For the freshest taste, skip the instant mixes, grab some tea bags and start brewing your own iced tea. The general rule of thumb is one tea bag per cup, or eight ounces, of tea; however the type of tea you use and how you brew it may require more or less. Experiment with the different methods of brewing iced tea using the initial recommended number of tea bags then add or remove a bag based on your taste preferences.

Hot Brewing

Boil fresh water and pour it over double the number of tea bags per eight ounce serving. Seep the tea bags for three to five minutes, remove then add ice to cool the tea. The one drawback with the hot method is hot water brings out the tannin in tea and can leave the tea tasting bitter. Tannin is a naturally occurring element in tea leaves and gives tea its color and flavor.
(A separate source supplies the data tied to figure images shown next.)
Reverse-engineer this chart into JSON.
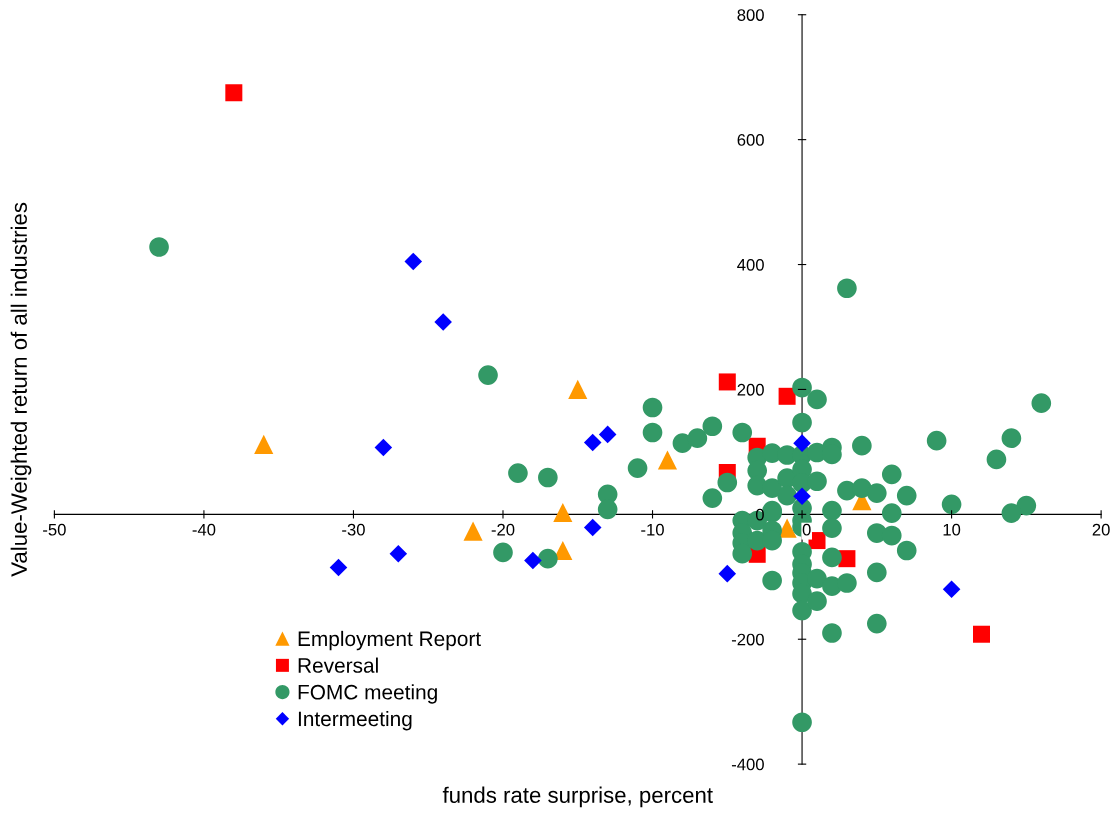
{
  "chart_data": {
    "type": "scatter",
    "xlabel": "funds rate surprise, percent",
    "ylabel": "Value-Weighted return of all industries",
    "xlim": [
      -50,
      20
    ],
    "xticks": [
      -50,
      -40,
      -30,
      -20,
      -10,
      0,
      10,
      20
    ],
    "ylim": [
      -400,
      800
    ],
    "yticks": [
      -400,
      -200,
      0,
      200,
      400,
      600,
      800
    ],
    "grid": false,
    "legend": "bottom left",
    "series": [
      {
        "name": "Employment Report",
        "color": "#ff9900",
        "marker": "triangle",
        "x": [
          -36,
          -15,
          -9,
          -16,
          -22,
          -16,
          -1,
          4
        ],
        "values": [
          112,
          200,
          87,
          3,
          -27,
          -58,
          -22,
          22
        ]
      },
      {
        "name": "Reversal",
        "color": "#ff0000",
        "marker": "square",
        "x": [
          -38,
          -5,
          -1,
          -3,
          -5,
          -3,
          1,
          3,
          12
        ],
        "values": [
          675,
          212,
          189,
          109,
          67,
          -64,
          -42,
          -71,
          -192
        ]
      },
      {
        "name": "FOMC meeting",
        "color": "#339966",
        "marker": "circle",
        "x": [
          -43,
          -21,
          -19,
          -17,
          -20,
          -17,
          -13,
          -13,
          -11,
          -10,
          -10,
          -8,
          -7,
          -6,
          -6,
          -5,
          -4,
          -3,
          -3,
          -3,
          -2,
          -1,
          -2,
          -1,
          -1,
          -2,
          -4,
          -4,
          -4,
          -4,
          -3,
          -3,
          -2,
          -2,
          -2,
          -2,
          0,
          0,
          0,
          0,
          0,
          0,
          0,
          0,
          0,
          0,
          0,
          0,
          0,
          0,
          0,
          3,
          1,
          1,
          2,
          2,
          4,
          9,
          14,
          13,
          16,
          6,
          1,
          3,
          4,
          5,
          7,
          10,
          15,
          14,
          2,
          6,
          2,
          5,
          6,
          7,
          2,
          5,
          1,
          2,
          3,
          1,
          5,
          2
        ],
        "values": [
          428,
          223,
          66,
          59,
          -61,
          -71,
          32,
          8,
          74,
          171,
          131,
          114,
          122,
          141,
          26,
          51,
          131,
          91,
          70,
          46,
          98,
          95,
          42,
          58,
          30,
          3,
          -10,
          -30,
          -46,
          -63,
          -10,
          -42,
          6,
          -26,
          -42,
          -106,
          203,
          147,
          95,
          72,
          50,
          10,
          -10,
          -20,
          -60,
          -80,
          -94,
          -110,
          -127,
          -154,
          -333,
          362,
          184,
          99,
          107,
          96,
          110,
          118,
          122,
          88,
          178,
          64,
          53,
          38,
          42,
          34,
          30,
          16,
          14,
          2,
          6,
          2,
          -22,
          -30,
          -34,
          -58,
          -69,
          -93,
          -103,
          -115,
          -110,
          -139,
          -175,
          -190
        ]
      },
      {
        "name": "Intermeeting",
        "color": "#0000ff",
        "marker": "diamond",
        "x": [
          -26,
          -24,
          -28,
          -31,
          -27,
          -18,
          -14,
          -14,
          -13,
          -5,
          0,
          0,
          10
        ],
        "values": [
          405,
          308,
          107,
          -85,
          -63,
          -74,
          -21,
          115,
          128,
          -95,
          114,
          29,
          -120
        ]
      }
    ]
  }
}
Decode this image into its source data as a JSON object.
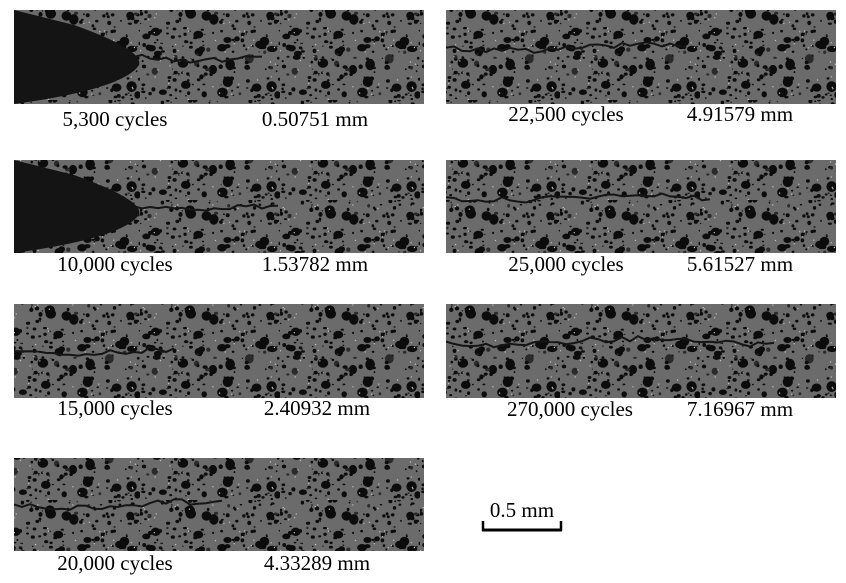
{
  "panels": [
    {
      "cycles": "5,300 cycles",
      "length": "0.50751 mm"
    },
    {
      "cycles": "10,000 cycles",
      "length": "1.53782 mm"
    },
    {
      "cycles": "15,000 cycles",
      "length": "2.40932 mm"
    },
    {
      "cycles": "20,000 cycles",
      "length": "4.33289 mm"
    },
    {
      "cycles": "22,500 cycles",
      "length": "4.91579 mm"
    },
    {
      "cycles": "25,000 cycles",
      "length": "5.61527 mm"
    },
    {
      "cycles": "270,000 cycles",
      "length": "7.16967 mm"
    }
  ],
  "scale_bar": "0.5 mm"
}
Black teas are best brewed with fresh boiling water while green teas prefer fresh water at any temperature as long as it is not boiling.

Cold Brewing

Brew tea in a covered pitcher, mason jar, water bottle or other vessel, using one tea bag per pint (16 oz.) of water. Place the container in the refrigerator overnight or for at least six hours. Tea takes longer to steep in cold water.

Sun Tea

Place tea in a covered container, adding one tea bag per pint (16 oz.) of water, and set in direct sunlight for one to two hours. This is the fastest way to cold brew tea without drawing out the bitter tannins as hot brewing can do.

Iced Tea Makers

Iced tea makers are a recent fad in the small kitchen appliance world. They provide a convenient all-in-one brewing and flavoring station giving you a fresh glass of iced tea in minutes.

Tea Sweetening

Add only half the amount of sugar to iced tea than what you would normally add to hot tea. Sugar can be added either at the beginning of brewing or when the tea is served.

Refreshing History

Iced tea is an American drink dating back to the old South, when Southerners found relief from the heat drinking cool tea punch and then sweet tea. It was popularized after the 1904 World’s Fair in St. Louis when tea merchant Richard Blechynden put ice in his tea samples to entice fairgoers to drink the tea because a heat wave wasn’t encouraging people to seek out hot beverages. Iced tea was first made using green tea but as Americans began buying more of their tea from British merchants whose tea came from India, black tea soon became the dominant tea.